Based in Yarmouth, Maine, near Burgmaier's home base in Portland, Whipstitch means "stitch that passes over an edge, in joining, finishing or gathering," meant as metaphor for partners' role as connectors. (Newly live Web site at WhipstitchCapital.com suggests pronunciation of "hwip-stitch" but partners probably won't hang up on potential clients who pronounce it "wip-stitch.") Web site lists bank's core focus as food/bev (including ingredients and related technology), nutritional supplements and OTC pharma, and retail/restaurants, but Mike said partners also will pursue related categories like personal care - any CPG category, it seems, that might be found exhibiting on floor of Natural Products Expo West. Tilt will be toward natural, organic and functional, Burgmaier said, at time big conglomerates are seeing their core brands in accelerating skid and have become receptive to new approaches.
Tho high multiples seen in some recent transactions have led to some questioning as to whether we've entered frothy phase, Burgmaier said he believes those multiples generally are warranted. "It's definitely a strong market, but it's all being led by the consumer . . . and the slow death of a lot of legacy brands out there. Now CPG companies are starting to feel the heat" and have embarked on ardent quest for new platforms that can grow into major platforms in future, if not necessarily in next coupla quarters.
NY Times tech columnist Farhad Manjoo yesterday described snacking culture in Silicon Valley: Square "has a gleaming coffee bar with a barista who conducts classes on the best ways to brew.
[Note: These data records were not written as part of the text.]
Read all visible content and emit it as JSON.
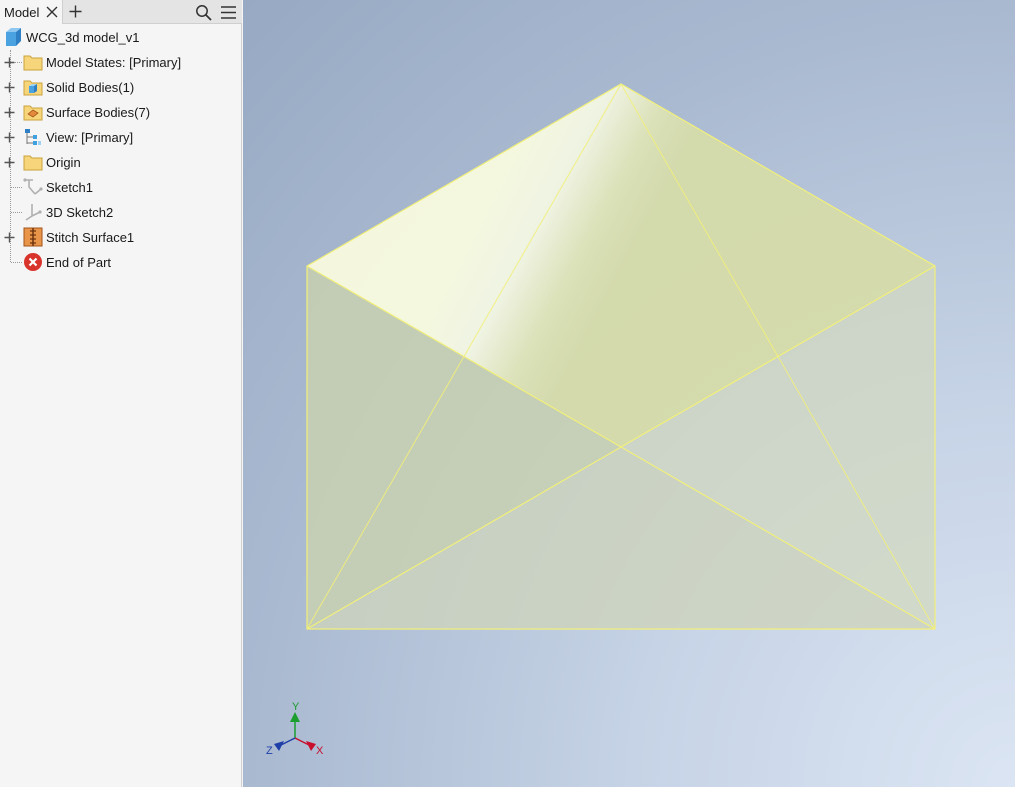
{
  "browser": {
    "tab_label": "Model",
    "root": "WCG_3d model_v1",
    "items": [
      {
        "label": "Model States: [Primary]"
      },
      {
        "label": "Solid Bodies(1)"
      },
      {
        "label": "Surface Bodies(7)"
      },
      {
        "label": "View: [Primary]"
      },
      {
        "label": "Origin"
      },
      {
        "label": "Sketch1"
      },
      {
        "label": "3D Sketch2"
      },
      {
        "label": "Stitch Surface1"
      },
      {
        "label": "End of Part"
      }
    ]
  },
  "triad": {
    "x": "X",
    "y": "Y",
    "z": "Z"
  },
  "colors": {
    "x_axis": "#c8102e",
    "y_axis": "#1a9e2e",
    "z_axis": "#1f3fa8",
    "edge": "#f2f07a"
  }
}
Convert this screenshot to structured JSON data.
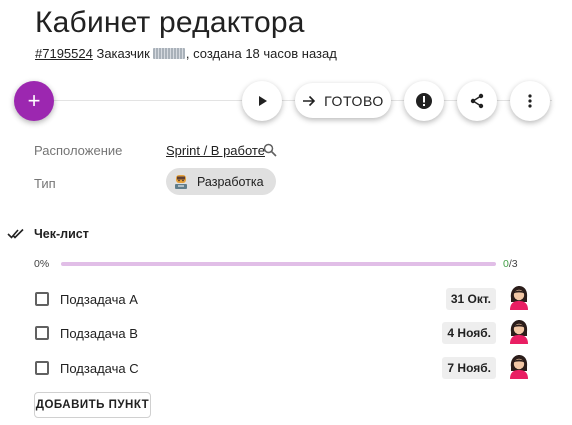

On one trip to Facebook, I was treated to an otherworldly bag of popcorn. And just about every company has a refrigerator or two stocked with Hint, a subtly flavored brand of bottled water that seems to flow as freely in San Francisco as the tears of the people who were evicted to make room for the incoming software engineers." Hint brand was founded by wife-and-husband team with ties to Valley going back to their AOL days.